⁴ Société Nationale des Chemins de fer Français, 93200 Saint Denis, France.

Abstract

Text line segmentation is a necessary preliminary step before most text transcription algorithms are applied. The leading deep learning networks used in this context (ARU-Net, dhSegment, and Doc-UFCN) are based on the U-Net architecture. They are efficient, but fall under the same concept, requiring a post-processing step to perform instance (e.g., text line) segmentation. In the present work, we test the advantages of Mask-RCNN, which is designed to perform instance segmentation directly.

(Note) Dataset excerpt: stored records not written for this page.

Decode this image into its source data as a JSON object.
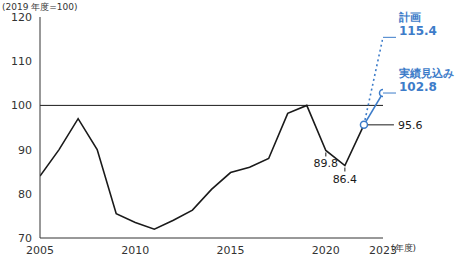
{
  "chart_data": {
    "type": "line",
    "y_label": "(2019 年度=100)",
    "x_label": "(年度)",
    "x": [
      2005,
      2006,
      2007,
      2008,
      2009,
      2010,
      2011,
      2012,
      2013,
      2014,
      2015,
      2016,
      2017,
      2018,
      2019,
      2020,
      2021,
      2022,
      2023
    ],
    "series": [
      {
        "color": "#1a1a1a",
        "values": [
          84,
          90,
          97,
          90,
          75.5,
          73.5,
          72,
          74,
          76.3,
          81,
          84.8,
          86,
          88,
          98.2,
          100,
          89.8,
          86.4,
          95.6,
          null
        ]
      },
      {
        "name": "計画",
        "color": "#3d7cc9",
        "line_style": "dotted",
        "values": [
          null,
          null,
          null,
          null,
          null,
          null,
          null,
          null,
          null,
          null,
          null,
          null,
          null,
          null,
          null,
          null,
          null,
          95.6,
          115.4
        ]
      },
      {
        "name": "実績見込み",
        "color": "#3d7cc9",
        "line_style": "solid",
        "marker": "circle",
        "values": [
          null,
          null,
          null,
          null,
          null,
          null,
          null,
          null,
          null,
          null,
          null,
          null,
          null,
          null,
          null,
          null,
          null,
          95.6,
          102.8
        ]
      }
    ],
    "hlines": [
      100
    ],
    "annotations": [
      {
        "x": 2020,
        "y": 89.8,
        "text": "89.8"
      },
      {
        "x": 2021,
        "y": 86.4,
        "text": "86.4"
      },
      {
        "x": 2022,
        "y": 95.6,
        "text": "95.6"
      }
    ],
    "xlim": [
      2005,
      2023
    ],
    "xticks": [
      2005,
      2010,
      2015,
      2020,
      2023
    ],
    "ylim": [
      70,
      120
    ],
    "yticks": [
      70,
      80,
      90,
      100,
      110,
      120
    ],
    "grid": false
  }
}
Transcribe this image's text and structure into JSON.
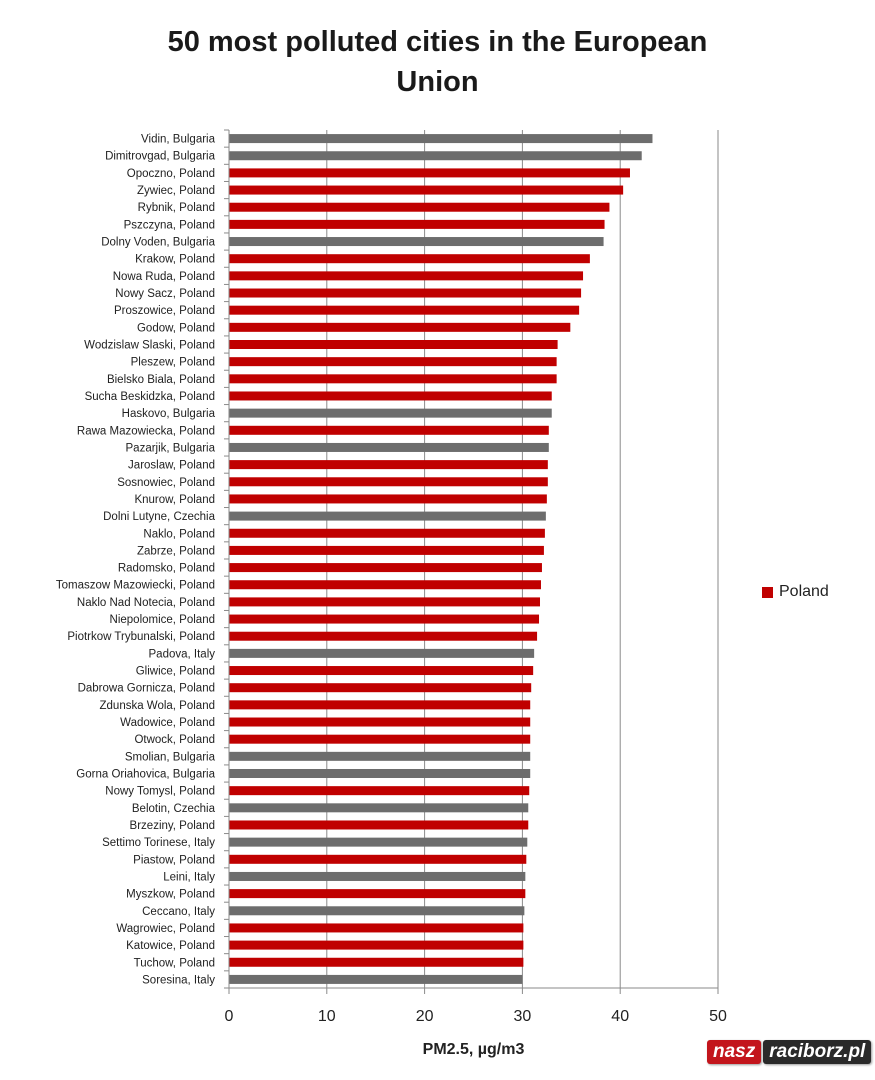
{
  "chart_data": {
    "type": "bar",
    "orientation": "horizontal",
    "title_lines": [
      "50 most polluted cities in the European",
      "Union"
    ],
    "xlabel": "PM2.5, µg/m3",
    "xlim": [
      0,
      50
    ],
    "xticks": [
      0,
      10,
      20,
      30,
      40,
      50
    ],
    "grid": "vertical",
    "legend": {
      "position": "right",
      "entries": [
        {
          "label": "Poland",
          "color": "#c00000"
        }
      ]
    },
    "colors": {
      "poland": "#c00000",
      "other": "#6d6d6d"
    },
    "categories": [
      "Vidin, Bulgaria",
      "Dimitrovgad, Bulgaria",
      "Opoczno, Poland",
      "Zywiec, Poland",
      "Rybnik, Poland",
      "Pszczyna, Poland",
      "Dolny Voden, Bulgaria",
      "Krakow, Poland",
      "Nowa Ruda, Poland",
      "Nowy Sacz, Poland",
      "Proszowice, Poland",
      "Godow, Poland",
      "Wodzislaw Slaski, Poland",
      "Pleszew, Poland",
      "Bielsko Biala, Poland",
      "Sucha Beskidzka, Poland",
      "Haskovo, Bulgaria",
      "Rawa Mazowiecka, Poland",
      "Pazarjik, Bulgaria",
      "Jaroslaw, Poland",
      "Sosnowiec, Poland",
      "Knurow, Poland",
      "Dolni Lutyne, Czechia",
      "Naklo, Poland",
      "Zabrze, Poland",
      "Radomsko, Poland",
      "Tomaszow Mazowiecki, Poland",
      "Naklo Nad Notecia, Poland",
      "Niepolomice, Poland",
      "Piotrkow Trybunalski, Poland",
      "Padova, Italy",
      "Gliwice, Poland",
      "Dabrowa Gornicza, Poland",
      "Zdunska Wola, Poland",
      "Wadowice, Poland",
      "Otwock, Poland",
      "Smolian, Bulgaria",
      "Gorna Oriahovica, Bulgaria",
      "Nowy Tomysl, Poland",
      "Belotin, Czechia",
      "Brzeziny, Poland",
      "Settimo Torinese, Italy",
      "Piastow, Poland",
      "Leini, Italy",
      "Myszkow, Poland",
      "Ceccano, Italy",
      "Wagrowiec, Poland",
      "Katowice, Poland",
      "Tuchow, Poland",
      "Soresina, Italy"
    ],
    "values": [
      43.3,
      42.2,
      41.0,
      40.3,
      38.9,
      38.4,
      38.3,
      36.9,
      36.2,
      36.0,
      35.8,
      34.9,
      33.6,
      33.5,
      33.5,
      33.0,
      33.0,
      32.7,
      32.7,
      32.6,
      32.6,
      32.5,
      32.4,
      32.3,
      32.2,
      32.0,
      31.9,
      31.8,
      31.7,
      31.5,
      31.2,
      31.1,
      30.9,
      30.8,
      30.8,
      30.8,
      30.8,
      30.8,
      30.7,
      30.6,
      30.6,
      30.5,
      30.4,
      30.3,
      30.3,
      30.2,
      30.1,
      30.1,
      30.1,
      30.0
    ],
    "is_poland": [
      false,
      false,
      true,
      true,
      true,
      true,
      false,
      true,
      true,
      true,
      true,
      true,
      true,
      true,
      true,
      true,
      false,
      true,
      false,
      true,
      true,
      true,
      false,
      true,
      true,
      true,
      true,
      true,
      true,
      true,
      false,
      true,
      true,
      true,
      true,
      true,
      false,
      false,
      true,
      false,
      true,
      false,
      true,
      false,
      true,
      false,
      true,
      true,
      true,
      false
    ]
  },
  "watermark": {
    "part1": "nasz",
    "part2": "raciborz.pl"
  }
}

This work is the first to directly compare Mask-RCNN- and U-Net-based networks on text segmentation of historical documents, showing the superiority of the former over the latter. Three studies were conducted, one comparing these networks on different historical databases, another comparing Mask-RCNN with Doc-UFCN on a private historical database, and a third comparing the handwritten text recognition (HTR) performance of the tested networks. The results showed that Mask-RCNN outperformed ARU-Net, dhSegment, and Doc-UFCN using relevant line segmentation metrics, that performance evaluation should not focus on the raw masks generated by the networks, that a light mask processing is an efficient and simple solution to improve evaluation, and that Mask-RCNN leads to better HTR performance.

Keywords: Mask-RCNN; U-Net; deep learning; historical document analysis; instance segmentation; line segmentation.

Grants and funding

This research received no external funding.